Table 1 shows that the infrastructure capital stock held by government business enterprises in B.C. ($9,000 per available worker) exceeds the Rest of Canada ($8,200), Canada as whole ($7,600), and especially Alberta ($2,400). Municipalities hold the next largest share of infrastructure assets, at $7,800 per available worker in B.C. and Canada respectively, and $6,900 in the Rest of Canada. Notably, Alberta’s municipalities are far more capital-intensive than those in B.C., at $13,200 per available worker. At the other end of the spectrum, there are less than $100 per available worker in defence infrastructure assets and nursing home facilities, respectively, located in B.C. Other parts of Canada are not much higher. The small allocation to defence infrastructure in part reflects Canada’s reneging on its NATO commitment to spend 2% of GDP on defence capabilities.[1] Meanwhile, B.C. holds less infrastructure capital than Alberta in hospitals and educational facilities, and slightly more in Aboriginal infrastructure assets.

Table 1

Conclusion

Alberta’s public sector infrastructure capital stock per available worker is larger than in B.C. and the Rest of Canada. This is despite Alberta’s public sector being only 58% of the province’s total infrastructure stock, compared to 71% in B.C., 75% in the Rest of Canada, and 72% for Canada as a whole. The data shows that government-owned businesses are “big business” in B.C. and the Rest of Canada, but not in Alberta. Municipalities have also become much more infrastructure capital-intensive in B.C. over the past three decades, even though they still lag Alberta by a wide margin. Meanwhile, B.C. has not seen much recent growth in infrastructure capital associated with educational facilities or hospitals.

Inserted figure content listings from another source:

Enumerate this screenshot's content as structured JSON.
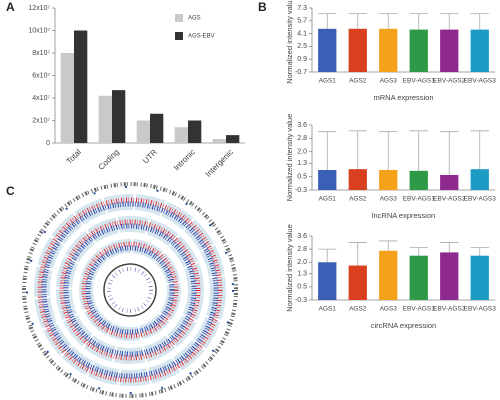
{
  "chart_data": [
    {
      "type": "bar",
      "panel_label": "A",
      "categories": [
        "Total",
        "Coding",
        "UTR",
        "Intronic",
        "Intergenic"
      ],
      "series": [
        {
          "name": "AGS",
          "color": "#c9c9c9",
          "values": [
            80000000,
            42000000,
            20000000,
            14000000,
            3500000
          ]
        },
        {
          "name": "AGS-EBV",
          "color": "#333333",
          "values": [
            100000000,
            47000000,
            26000000,
            20000000,
            7000000
          ]
        }
      ],
      "ylim": [
        0,
        120000000
      ],
      "yticks": [
        0,
        {
          "value": 20000000,
          "label": "2x10⁷"
        },
        {
          "value": 40000000,
          "label": "4x10⁷"
        },
        {
          "value": 60000000,
          "label": "6x10⁷"
        },
        {
          "value": 80000000,
          "label": "8x10⁷"
        },
        {
          "value": 100000000,
          "label": "10x10⁷"
        },
        {
          "value": 120000000,
          "label": "12x10⁷"
        }
      ],
      "legend": "upper right",
      "grid": false
    },
    {
      "type": "bar",
      "panel_label": "B",
      "ylabel": "Normalized intensity value",
      "xlabel": "mRNA expression",
      "categories": [
        "AGS1",
        "AGS2",
        "AGS3",
        "EBV-AGS1",
        "EBV-AGS2",
        "EBV-AGS3"
      ],
      "values": [
        4.7,
        4.7,
        4.7,
        4.6,
        4.6,
        4.6
      ],
      "errors": [
        1.9,
        1.9,
        1.9,
        2.0,
        2.0,
        2.0
      ],
      "colors": [
        "#3a5fb5",
        "#d9401f",
        "#f5a21b",
        "#2e9a47",
        "#8e2a8e",
        "#1c9bc4"
      ],
      "ylim": [
        -0.7,
        7.3
      ],
      "yticks": [
        -0.7,
        0.9,
        2.5,
        4.1,
        5.7,
        7.3
      ],
      "grid": false
    },
    {
      "type": "bar",
      "ylabel": "Normalized intensity value",
      "xlabel": "lncRNA expression",
      "categories": [
        "AGS1",
        "AGS2",
        "AGS3",
        "EBV-AGS1",
        "EBV-AGS2",
        "EBV-AGS3"
      ],
      "values": [
        0.9,
        0.95,
        0.9,
        0.85,
        0.6,
        0.95
      ],
      "errors": [
        2.3,
        2.3,
        2.3,
        2.4,
        2.6,
        2.3
      ],
      "colors": [
        "#3a5fb5",
        "#d9401f",
        "#f5a21b",
        "#2e9a47",
        "#8e2a8e",
        "#1c9bc4"
      ],
      "ylim": [
        -0.3,
        3.6
      ],
      "yticks": [
        -0.3,
        0.5,
        1.3,
        {
          "value": 2,
          "label": "2.0"
        },
        2.8,
        3.6
      ],
      "grid": false
    },
    {
      "type": "bar",
      "ylabel": "Normalized intensity value",
      "xlabel": "circRNA expression",
      "categories": [
        "AGS1",
        "AGS2",
        "AGS3",
        "EBV-AGS1",
        "EBV-AGS2",
        "EBV-AGS3"
      ],
      "values": [
        2.0,
        1.8,
        2.7,
        2.4,
        2.6,
        2.4
      ],
      "errors": [
        0.8,
        1.4,
        0.6,
        0.5,
        0.6,
        0.5
      ],
      "colors": [
        "#3a5fb5",
        "#d9401f",
        "#f5a21b",
        "#2e9a47",
        "#8e2a8e",
        "#1c9bc4"
      ],
      "ylim": [
        -0.3,
        3.6
      ],
      "yticks": [
        -0.3,
        0.5,
        1.3,
        {
          "value": 2,
          "label": "2.0"
        },
        2.8,
        3.6
      ],
      "grid": false
    },
    {
      "type": "circos",
      "panel_label": "C"
    }
  ]
}
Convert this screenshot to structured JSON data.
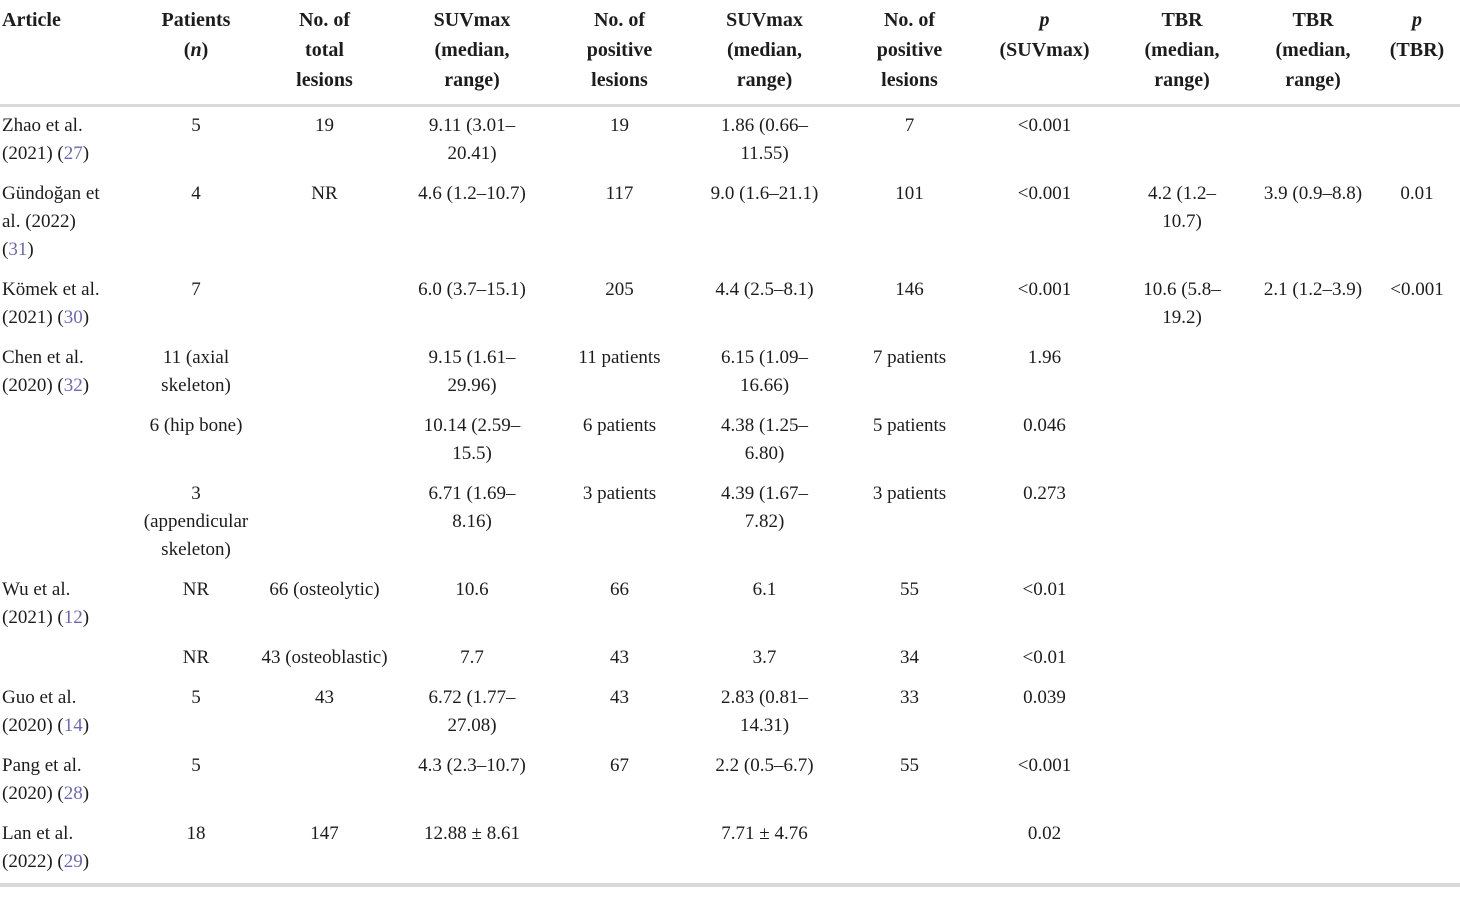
{
  "colors": {
    "text": "#1c1c1c",
    "reference_link": "#6b69b7",
    "rule": "#d9d9d9"
  },
  "table": {
    "columns": [
      {
        "id": "article",
        "align": "left",
        "lines": [
          [
            {
              "t": "Article"
            }
          ]
        ]
      },
      {
        "id": "patients",
        "align": "center",
        "lines": [
          [
            {
              "t": "Patients"
            }
          ],
          [
            {
              "t": "("
            },
            {
              "t": "n",
              "i": true
            },
            {
              "t": ")"
            }
          ]
        ]
      },
      {
        "id": "total_lesions",
        "align": "center",
        "lines": [
          [
            {
              "t": "No. of"
            }
          ],
          [
            {
              "t": "total"
            }
          ],
          [
            {
              "t": "lesions"
            }
          ]
        ]
      },
      {
        "id": "suvmax_1",
        "align": "center",
        "lines": [
          [
            {
              "t": "SUVmax"
            }
          ],
          [
            {
              "t": "(median,"
            }
          ],
          [
            {
              "t": "range)"
            }
          ]
        ]
      },
      {
        "id": "positive_1",
        "align": "center",
        "lines": [
          [
            {
              "t": "No. of"
            }
          ],
          [
            {
              "t": "positive"
            }
          ],
          [
            {
              "t": "lesions"
            }
          ]
        ]
      },
      {
        "id": "suvmax_2",
        "align": "center",
        "lines": [
          [
            {
              "t": "SUVmax"
            }
          ],
          [
            {
              "t": "(median,"
            }
          ],
          [
            {
              "t": "range)"
            }
          ]
        ]
      },
      {
        "id": "positive_2",
        "align": "center",
        "lines": [
          [
            {
              "t": "No. of"
            }
          ],
          [
            {
              "t": "positive"
            }
          ],
          [
            {
              "t": "lesions"
            }
          ]
        ]
      },
      {
        "id": "p_suvmax",
        "align": "center",
        "lines": [
          [
            {
              "t": "p",
              "i": true
            }
          ],
          [
            {
              "t": "(SUVmax)"
            }
          ]
        ]
      },
      {
        "id": "tbr_1",
        "align": "center",
        "lines": [
          [
            {
              "t": "TBR"
            }
          ],
          [
            {
              "t": "(median,"
            }
          ],
          [
            {
              "t": "range)"
            }
          ]
        ]
      },
      {
        "id": "tbr_2",
        "align": "center",
        "lines": [
          [
            {
              "t": "TBR"
            }
          ],
          [
            {
              "t": "(median,"
            }
          ],
          [
            {
              "t": "range)"
            }
          ]
        ]
      },
      {
        "id": "p_tbr",
        "align": "center",
        "lines": [
          [
            {
              "t": "p",
              "i": true
            }
          ],
          [
            {
              "t": "(TBR)"
            }
          ]
        ]
      }
    ],
    "rows": [
      {
        "article": "Zhao et al. (2021)",
        "ref": "27",
        "patients": "5",
        "total_lesions": "19",
        "suvmax_1": "9.11 (3.01–20.41)",
        "positive_1": "19",
        "suvmax_2": "1.86 (0.66–11.55)",
        "positive_2": "7",
        "p_suvmax": "<0.001",
        "tbr_1": "",
        "tbr_2": "",
        "p_tbr": ""
      },
      {
        "article": "Gündoğan et al. (2022)",
        "ref": "31",
        "patients": "4",
        "total_lesions": "NR",
        "suvmax_1": "4.6 (1.2–10.7)",
        "positive_1": "117",
        "suvmax_2": "9.0 (1.6–21.1)",
        "positive_2": "101",
        "p_suvmax": "<0.001",
        "tbr_1": "4.2 (1.2–10.7)",
        "tbr_2": "3.9 (0.9–8.8)",
        "p_tbr": "0.01"
      },
      {
        "article": "Kömek et al. (2021)",
        "ref": "30",
        "patients": "7",
        "total_lesions": "",
        "suvmax_1": "6.0 (3.7–15.1)",
        "positive_1": "205",
        "suvmax_2": "4.4 (2.5–8.1)",
        "positive_2": "146",
        "p_suvmax": "<0.001",
        "tbr_1": "10.6 (5.8–19.2)",
        "tbr_2": "2.1 (1.2–3.9)",
        "p_tbr": "<0.001"
      },
      {
        "article": "Chen et al. (2020)",
        "ref": "32",
        "patients": "11 (axial skeleton)",
        "total_lesions": "",
        "suvmax_1": "9.15 (1.61–29.96)",
        "positive_1": "11 patients",
        "suvmax_2": "6.15 (1.09–16.66)",
        "positive_2": "7 patients",
        "p_suvmax": "1.96",
        "tbr_1": "",
        "tbr_2": "",
        "p_tbr": ""
      },
      {
        "article": "",
        "ref": "",
        "patients": "6 (hip bone)",
        "total_lesions": "",
        "suvmax_1": "10.14 (2.59–15.5)",
        "positive_1": "6 patients",
        "suvmax_2": "4.38 (1.25–6.80)",
        "positive_2": "5 patients",
        "p_suvmax": "0.046",
        "tbr_1": "",
        "tbr_2": "",
        "p_tbr": ""
      },
      {
        "article": "",
        "ref": "",
        "patients": "3 (appendicular skeleton)",
        "total_lesions": "",
        "suvmax_1": "6.71 (1.69–8.16)",
        "positive_1": "3 patients",
        "suvmax_2": "4.39 (1.67–7.82)",
        "positive_2": "3 patients",
        "p_suvmax": "0.273",
        "tbr_1": "",
        "tbr_2": "",
        "p_tbr": ""
      },
      {
        "article": "Wu et al. (2021)",
        "ref": "12",
        "patients": "NR",
        "total_lesions": "66 (osteolytic)",
        "suvmax_1": "10.6",
        "positive_1": "66",
        "suvmax_2": "6.1",
        "positive_2": "55",
        "p_suvmax": "<0.01",
        "tbr_1": "",
        "tbr_2": "",
        "p_tbr": ""
      },
      {
        "article": "",
        "ref": "",
        "patients": "NR",
        "total_lesions": "43 (osteoblastic)",
        "suvmax_1": "7.7",
        "positive_1": "43",
        "suvmax_2": "3.7",
        "positive_2": "34",
        "p_suvmax": "<0.01",
        "tbr_1": "",
        "tbr_2": "",
        "p_tbr": ""
      },
      {
        "article": "Guo et al. (2020)",
        "ref": "14",
        "patients": "5",
        "total_lesions": "43",
        "suvmax_1": "6.72 (1.77–27.08)",
        "positive_1": "43",
        "suvmax_2": "2.83 (0.81–14.31)",
        "positive_2": "33",
        "p_suvmax": "0.039",
        "tbr_1": "",
        "tbr_2": "",
        "p_tbr": ""
      },
      {
        "article": "Pang et al. (2020)",
        "ref": "28",
        "patients": "5",
        "total_lesions": "",
        "suvmax_1": "4.3 (2.3–10.7)",
        "positive_1": "67",
        "suvmax_2": "2.2 (0.5–6.7)",
        "positive_2": "55",
        "p_suvmax": "<0.001",
        "tbr_1": "",
        "tbr_2": "",
        "p_tbr": ""
      },
      {
        "article": "Lan et al. (2022)",
        "ref": "29",
        "patients": "18",
        "total_lesions": "147",
        "suvmax_1": "12.88 ± 8.61",
        "positive_1": "",
        "suvmax_2": "7.71 ± 4.76",
        "positive_2": "",
        "p_suvmax": "0.02",
        "tbr_1": "",
        "tbr_2": "",
        "p_tbr": ""
      }
    ]
  }
}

It is good news that Canada and B.C.’s total infrastructure capital stock is growing, but concerning to see the composition become increasingly unbalanced as the private sector retreats from infrastructure investment (except in Alberta). A more balanced composition of infrastructure investment between the public and private sectors would be desirable as the latter would contribute to capital deepening, innovation, and higher labour productivity in the business sector. Policymakers should prioritise regulatory and tax reforms that open opportunities for private sector infrastructure investment – for example, by reducing the lengthy delays to gain regulatory approvals.[1] The North Atlantic Treaty Organisation (NATO) estimates Canada will spend only 1.36% of GDP on national defence in 2021 (NATO, 2022). Canada makes the 5thlowest contribution to national defence spending out of 30 NATO countries. Canada has consistently reneged on NATO countries’ defence commitment of 2% of GDP, which was agreed by NATO defence ministers in 2006 to ensure the alliance’s military readiness.